The essay demonstrates form-function analysis—the practice of showing how an author's structural choices (here, non-linear narration) are not arbitrary but exist in service of a specific affective or thematic purpose. By asking what would be lost if the story were told linearly, the writer tests the argument against a counterfactual, which strengthens the analytical claim.
The essay opens with a thesis-anchoring analogy, then traces the story's pre-action backstory as an empathy-building device. It moves through character contrast, evaluates the non-linear structure, connects structural choice to the story's theme of acceptance, and closes with a synthesis. Each paragraph advances from the previous, producing a mostly linear argumentative arc despite discussing a non-linear text.
"Form follows function" is a tried and true aphorism in architecture as well as in literature. Just as Frank Lloyd Wright's Fallingwater is built to showcase the natural beauty of water — it is literally constructed over a waterfall — a successful short story must be wrought in a way that emphasizes the soul of the story. Alice Walker's "Everyday Use" is a story about many things: family, identity, race, and culture. But at the end of the day, the story's purpose is to have an effect on the reader.
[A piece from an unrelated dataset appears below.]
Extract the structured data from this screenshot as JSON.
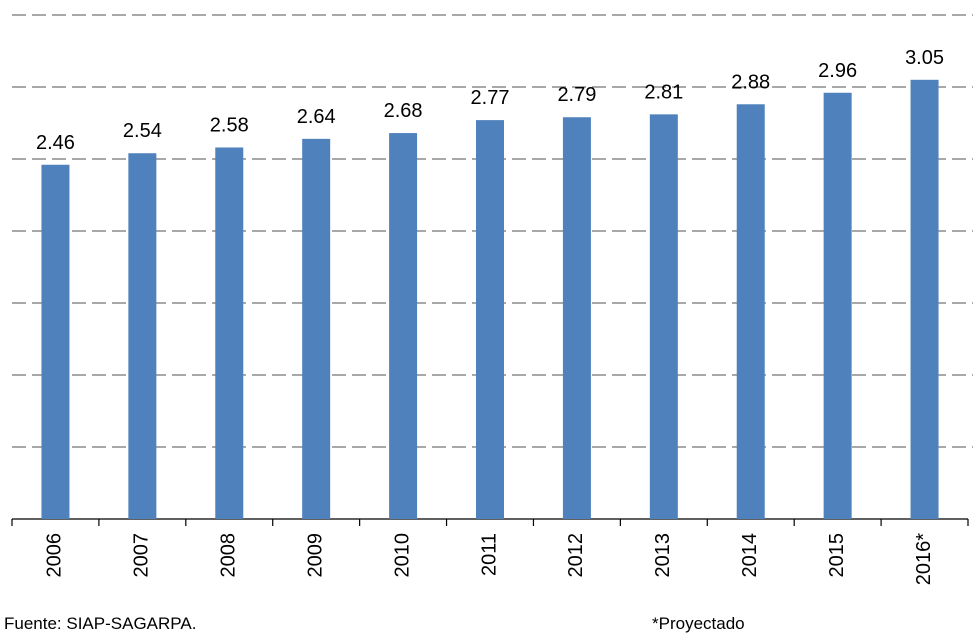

To maximize this effect, Walker's story is told non-linearly, revealing plaintive details of the characters' lives and experiences that appeal to the reader's empathetic sensibilities before the main action takes place. That is to say, if the story had started on page 51 and simply recounted the quilt episode without the details in the backstory, the reader would not be affected in the same way — the episode would feel flat and uninvolving.
Walker wants the reader to be engaged with the hard, provincial upbringing of the story's main characters. She wants the reader to understand that life has not been easy for the protagonist or her daughters. But Walker also wants to create a clear separation: the protagonist and Maggie on one side, and Dee on the other. Although life has been hard for all of them, Dee has taken a different approach — perhaps even caught a break in life that Maggie has certainly not had.
The mother explains, "She thinks her sister has held life always in the palm of one hand, that 'no' is a word the world never learned to say to her" (Walker 47). Right here the reader recognizes the otherness Dee possesses. Whereas Maggie, like her mother, is provincial, Dee is worldly and cultured. Dee is described as having style, whereas the mother describes herself as "large, big boned with rough, man-working hands" (Walker 47).
Then there is this description of Maggie, which is particularly heartrending when set against the image the reader has already developed of Dee: "Have you ever seen a lame animal, perhaps a dog run over by some careless person rich enough to own a car, sidle up to someone who is ignorant enough to be kind to him? This is the way my Maggie walks" (Walker 49). There is obviously a great deal going on in this metaphor. For one, the reader gains a sense of how impoverished the family really is — they are so poor they cannot afford a car, though this may also reflect the economics of the time period.
More importantly, the imagery gives Maggie genuine depth as a fictional character. She is compared to a lame, injured animal, and the reader soon learns she was badly burned in a fire. The point Walker is driving home is clear: Maggie and Dee come from the same place but are, in every meaningful sense, two very different people. Alice Walker uses this contrast not simply for dramatic effect but to prepare the reader emotionally for the conflict over the quilts that follows.
As readers, we must recognize that stories are told the way they are on purpose. That purpose — in this case the form — is inextricably bound to the overall effect the story creates in the reader. As much as we enjoy deconstructing and dissecting aspects of fictional narratives, we must bear in mind that fiction works because it is indivisible: because form not only follows function, but because form is melded to function. In "Everyday Use," Walker's structural choices and her thematic concerns are one and the same.